Прошло дней пять нашей любви. Мы не замечали ничего вокруг и целые дни проводили на пляже и в воде, а с середины ночи до утра в саду. Спали по три, четыре часа в сутки, не больше. Конечно, все окружающие понимали, что с нами происходит и, кажется, были рады за нас.
Тринадцатого августа утром у меня был серьезный разговор с мамой.
– По-моему, ты слишком ветрено ведешь себя Маша. Нельзя так сильно отдаваться своему чувству. Если ты полюбила, то это еще больше требует держать себя надлежащим образом, соблюдать себя.

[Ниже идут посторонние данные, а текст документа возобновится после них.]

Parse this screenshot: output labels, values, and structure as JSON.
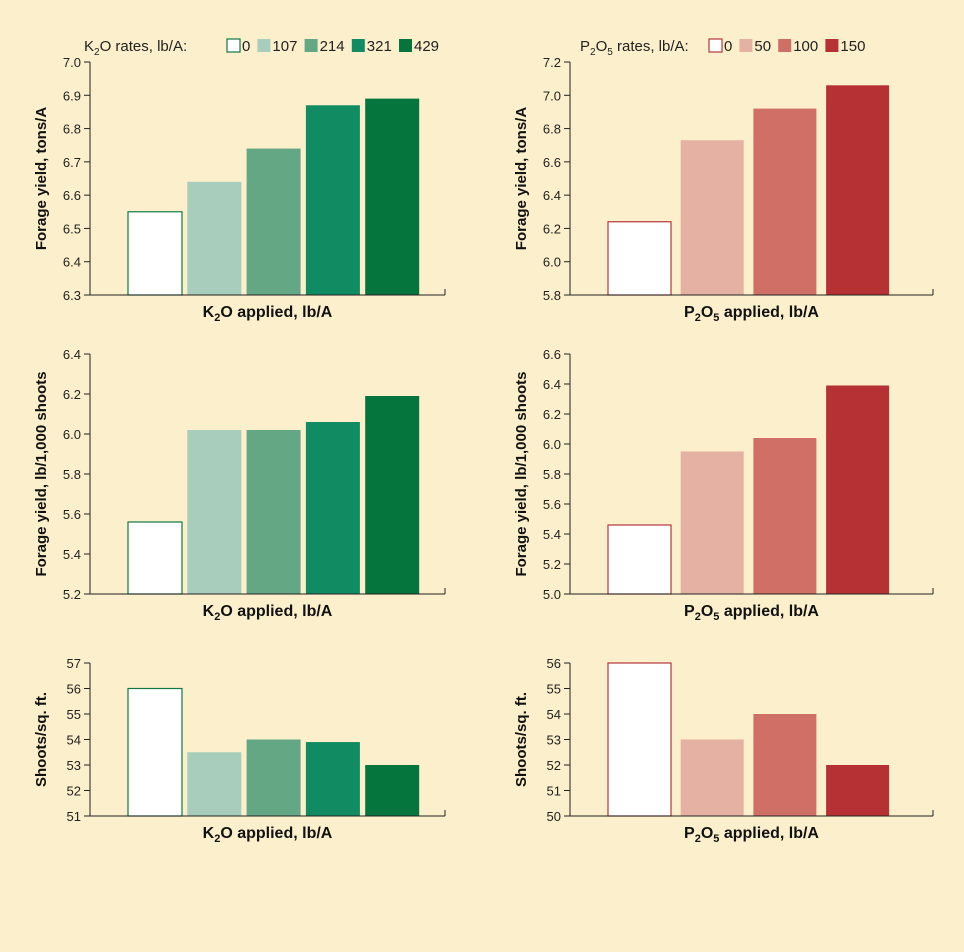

Да, я считаю, что мужчине нельзя противопоставлять себя настолько, чтобы задевать его самолюбие, нельзя даже вида делать, что ты выше него. Во всех поступках нужно исходить из его взглядов на вещи. Даже, если ты считаешь его неправым, то лучше сделать, как он хочет. Это только укрепит его привязанность к тебе и сделает вашу жизнь счастливее.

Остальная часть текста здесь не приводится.